May 14, 2018
Indiana startup Go Electric has been focused on developing microgrids for the U.S. military and now is betting on mass producing microgrids for private companies.
The cost of designing a custom microgrid is beyond the budgets of many companies, which is why an Indiana company sees an opportunity selling a standardized, plug-and-play microgrid that could soon be installed in a single day.
Go Electric has been around since 2011, and it is perhaps best known for installing secure microgrids for the U.S. military bases. The company is now adding commercial storage and private business contracts centered around resilience. Part of the pitch: power outages cost businesses money.
“There’s some real traction recently on the private sector microgrid,” Steve Lichtin, Go Electric’s director of business development, said. “Whether that be large industrial campuses or maybe something else, there is real interest in it now. I think the market is really moving in that direction.”
Go Electric recently won a spot in a Wells Fargo startup incubator that focuses on developing new energy technologies and bringing them to market with funding and commercial opportunities. “From their end, Wells Fargo, especially at the critical banking centers or centralized operations, they’re looking for a resiliency solution,” Lichtin said.
Lichtin sat for an interview with Midwest Energy News to discuss how the business model works and how plug-and-play microgrids can help a broader smart grid. The interview has been lightly edited and condensed for this space.
Q: Can you tell me more about the business model?
There’s obviously the on-site generation piece, versus whatever a company would pay from the utility. Also, there’s incentives from installation of those assets – any sort of green credits a company would receive. Beyond that there’s this big line item that is valuing resiliency. Companies have a need for it whether or not they’re able to put a dollar amount on it. There are off-grid microgrids in Alaska where they’re paying over two dollars per kilowatt, so the business case is made quite easily. But in the more mainstream, the continental U.S., we’re seeing more interest in not wanting to rely on the grid all the time for business operations.
Q: What sort of companies are you targeting?
Facilities that stand to gain the most from our resiliency solution are those that require immediate operational readiness when the grid goes down — such as hospitals, data centers or defense installations — as well as businesses that risk losses from a power outage — such as grocery stores, gas stations, retail and indoor agriculture. Additionally, because Go Electric’s system helps integrate renewables and empowers them to serve as on-site resiliency assets, our microgrid is also ideal for businesses that have clean energy goals.

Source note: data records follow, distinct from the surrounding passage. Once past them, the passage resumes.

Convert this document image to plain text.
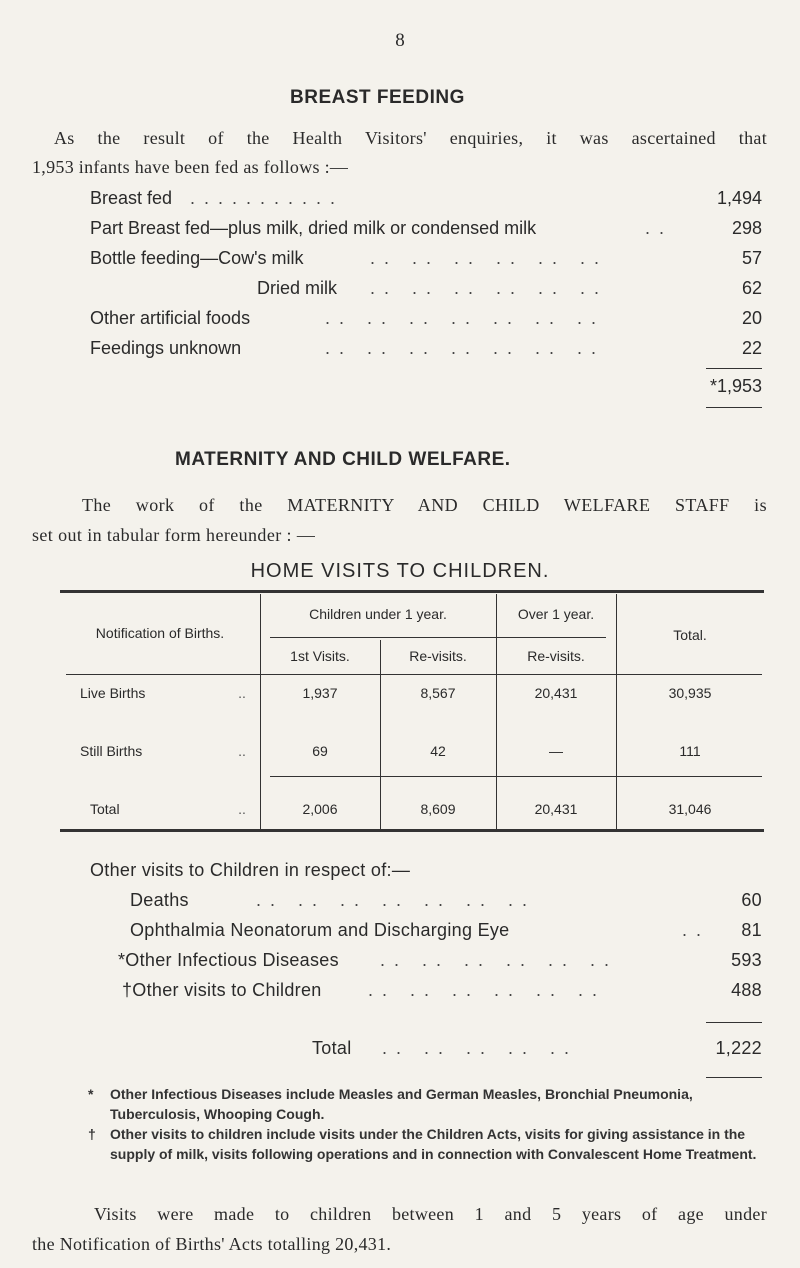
8
BREAST FEEDING
As the result of the Health Visitors' enquiries, it was ascertained that
1,953 infants have been fed as follows :—
Breast fed ...........	1,494
Part Breast fed—plus milk, dried milk or condensed milk	..	298
Bottle feeding—Cow's milk	.. .. .. .. .. ..	57
Dried milk .. .. .. .. .. ..	62
Other artificial foods	.. .. .. .. .. .. ..	20
Feedings unknown	.. .. .. .. .. .. ..	22
*1,953
MATERNITY AND CHILD WELFARE.
The work of the MATERNITY AND CHILD WELFARE STAFF is
set out in tabular form hereunder : —
HOME VISITS TO CHILDREN.
Notification of Births.
Children under 1 year.	Over 1 year.
Total.
1st Visits.	Re-visits.	Re-visits.
Live Births	..	1,937	8,567	20,431	30,935
Still Births	..	69	42	—	111
Total	..	2,006	8,609	20,431	31,046
Other visits to Children in respect of:—
Deaths	.. .. .. .. .. .. ..	60
Ophthalmia Neonatorum and Discharging Eye	.. 81
*Other Infectious Diseases .. .. .. .. .. ..	593
†Other visits to Children	.. .. .. .. .. ..	488
Total .. .. .. .. ..	1,222
* Other Infectious Diseases include Measles and German Measles, Bronchial Pneumonia, Tuberculosis, Whooping Cough.
† Other visits to children include visits under the Children Acts, visits for giving assistance in the supply of milk, visits following operations and in connection with Convalescent Home Treatment.
Visits were made to children between 1 and 5 years of age under
the Notification of Births' Acts totalling 20,431.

Q: How big of an investment is it? How long is the rate of return?
The economics depend on whether the customer buys the system or gets it for free. For a free system, the investment is $0 and the return is immediate and throughout the life of the equipment. For a purchased system, the investment varies depending on the size of the system and the equipment incentives available from the utility, and the return is in the 15-30 percent range depending on the cost of electricity in the customer’s utility area.
Q: How can the turnkey approach be a benefit to the broader smart grid?
Demand response — taking whole load off the burden of the grid — is the top line for how these things will help the broader grid. But then depending kind of where this microgrid is located on the circuit, there may be other benefits. Like let’s say there’s a bunch of utility scale solar on that circuit. Maybe you are able to also use those assets to help balance the fluctuations. A lot of that is tied up in regulation and policy. Right now, all the utility is asking you to do is use less power. Instead of trying to coordinate any sort of frequency and voltage deviation on the other side of the customer’s meter. But I do think it is kind of heading in that direction.
Q: What are the policies and regulations you see a need to change?
A lot of tariffs don’t allow backflow of power, so you are kind of limited in what you can do when you’re helping the broader grid. I think that’s a big part it. And then also who owns the microgrid who has control of it contractually. What does that mean for the owner of the microgrid, who has first right of dispatch? To kind of balance that with the local needs with the revenue streams. So that balancing act isn’t quite figured out.